Die Vorsitzende der Berliner Tafel, Sabine Werth, nennt zwei Gründe für das neue Vorgehen der Tafel. Die Kunden, die normalerweise in die Tafeln kommen, erhalten durch den Tafel-Lieferdienst weiterhin Unterstützung in der Krise und können wegen des Coronavirus zuhause bleiben. Abgesehen davon habe die Berliner Tafel ihre Räumlichkeiten geschlossen, um ihre ehrenamtlichen Mitarbeiter zu schützen. Werth zufolge sind die meisten Ehrenamtlichen 60 Jahre oder älter und gehören damit zur Covid-19-Risikogruppe.

Allerdings bringt die derzeitige Situation auch Chancen mit sich. Gegenwärtig helfen vor allem jüngere Menschen beim Verpacken oder Ausfahren der Essenspakete der Berliner Tafel. In den vergangenen Wochen hätten sich aber so viele hilfsbereite Menschen gemeldet, dass Werth kaum mit den Anfragen der angehenden Ehrenamtlichen hinterherkomme. Werth bedauert auch, dass sie im Moment neben Helfern keine neue Kunden aufnehmen können.

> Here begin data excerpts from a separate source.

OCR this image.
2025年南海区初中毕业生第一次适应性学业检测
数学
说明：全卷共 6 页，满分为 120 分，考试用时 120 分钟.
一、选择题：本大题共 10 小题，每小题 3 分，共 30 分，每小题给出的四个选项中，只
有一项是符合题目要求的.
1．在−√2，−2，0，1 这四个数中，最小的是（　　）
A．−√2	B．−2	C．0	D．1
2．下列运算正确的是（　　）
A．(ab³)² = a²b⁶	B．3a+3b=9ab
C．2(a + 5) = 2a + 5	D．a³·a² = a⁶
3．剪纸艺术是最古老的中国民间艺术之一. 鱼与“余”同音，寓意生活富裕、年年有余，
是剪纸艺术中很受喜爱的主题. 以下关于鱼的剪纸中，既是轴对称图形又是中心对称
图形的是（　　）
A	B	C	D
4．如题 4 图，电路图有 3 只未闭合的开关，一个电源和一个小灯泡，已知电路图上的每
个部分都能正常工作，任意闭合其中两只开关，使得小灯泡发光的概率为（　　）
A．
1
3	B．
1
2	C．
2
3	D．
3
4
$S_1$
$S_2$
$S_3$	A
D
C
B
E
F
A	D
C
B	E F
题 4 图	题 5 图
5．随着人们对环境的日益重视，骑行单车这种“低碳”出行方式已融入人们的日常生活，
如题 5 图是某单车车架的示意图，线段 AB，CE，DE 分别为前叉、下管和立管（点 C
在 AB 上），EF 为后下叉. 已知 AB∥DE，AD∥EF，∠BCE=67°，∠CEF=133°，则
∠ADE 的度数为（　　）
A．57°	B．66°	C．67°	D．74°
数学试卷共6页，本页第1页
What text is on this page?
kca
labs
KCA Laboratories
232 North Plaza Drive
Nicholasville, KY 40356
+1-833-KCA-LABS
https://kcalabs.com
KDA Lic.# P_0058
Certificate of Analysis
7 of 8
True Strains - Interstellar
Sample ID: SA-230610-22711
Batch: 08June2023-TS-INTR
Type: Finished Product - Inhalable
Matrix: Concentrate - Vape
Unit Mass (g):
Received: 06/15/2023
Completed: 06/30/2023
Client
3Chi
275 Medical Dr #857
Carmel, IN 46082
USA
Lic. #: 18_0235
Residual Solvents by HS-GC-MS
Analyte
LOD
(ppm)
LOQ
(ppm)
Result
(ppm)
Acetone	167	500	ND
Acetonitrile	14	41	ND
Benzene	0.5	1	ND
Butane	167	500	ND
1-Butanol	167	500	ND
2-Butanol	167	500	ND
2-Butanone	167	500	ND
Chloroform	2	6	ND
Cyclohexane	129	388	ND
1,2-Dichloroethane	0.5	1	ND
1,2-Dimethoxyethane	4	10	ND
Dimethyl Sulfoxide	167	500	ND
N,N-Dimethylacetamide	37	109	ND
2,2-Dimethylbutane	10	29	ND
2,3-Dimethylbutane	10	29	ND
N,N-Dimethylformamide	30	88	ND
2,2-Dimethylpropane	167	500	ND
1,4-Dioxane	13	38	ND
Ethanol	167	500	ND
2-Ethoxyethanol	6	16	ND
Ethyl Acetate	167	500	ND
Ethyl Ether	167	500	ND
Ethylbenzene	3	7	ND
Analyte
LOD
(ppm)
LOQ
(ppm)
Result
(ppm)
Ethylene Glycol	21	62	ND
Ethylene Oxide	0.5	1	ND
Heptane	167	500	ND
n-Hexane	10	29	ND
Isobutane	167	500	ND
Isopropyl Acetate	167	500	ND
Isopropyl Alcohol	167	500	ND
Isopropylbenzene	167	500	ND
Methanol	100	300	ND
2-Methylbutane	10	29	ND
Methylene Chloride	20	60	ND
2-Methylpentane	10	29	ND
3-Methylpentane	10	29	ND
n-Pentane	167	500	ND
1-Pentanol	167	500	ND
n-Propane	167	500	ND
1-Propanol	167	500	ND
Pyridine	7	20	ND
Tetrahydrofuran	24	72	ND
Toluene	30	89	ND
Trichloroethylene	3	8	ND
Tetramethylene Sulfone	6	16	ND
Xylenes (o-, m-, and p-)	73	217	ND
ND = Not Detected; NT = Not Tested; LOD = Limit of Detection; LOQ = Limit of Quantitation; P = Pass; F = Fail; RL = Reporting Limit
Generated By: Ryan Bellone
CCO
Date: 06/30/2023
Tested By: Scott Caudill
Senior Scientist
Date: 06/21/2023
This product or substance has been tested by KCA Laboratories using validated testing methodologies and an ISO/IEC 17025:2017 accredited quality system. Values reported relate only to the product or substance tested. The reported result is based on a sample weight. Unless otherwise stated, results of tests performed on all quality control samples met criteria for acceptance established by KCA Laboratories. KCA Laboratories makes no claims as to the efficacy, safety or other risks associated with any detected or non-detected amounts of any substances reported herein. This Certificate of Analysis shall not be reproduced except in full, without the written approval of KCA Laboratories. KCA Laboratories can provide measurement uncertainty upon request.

50.000 Menschen aus ganz Berlin nutzen die verschiedenen Anlaufstellen der Tafel. „Mit den 1500, die wir bislang erreicht haben, sind wir noch ziemlich weit unten“, sagt Werth. Allerdings startete der Lieferdienst erst Montag offiziell seine Touren, inoffiziell arbeiteten die Ehrenamtlichen bereits seit einer Woche. In erster Linie versuchen sie, Alleinerziehende mit mindestens zwei Kindern und alte Menschen zu unterstützen. Die Auslieferungstage richten sich laut Werth nach den Ausgabetagen der Tafeln. Den letzten Kilometer vor Ort machen in einigen Bezirken die Mitglieder der Rebel Riders Berlin, die zu den Umweltaktivisten der Extinction Rebellion gehören.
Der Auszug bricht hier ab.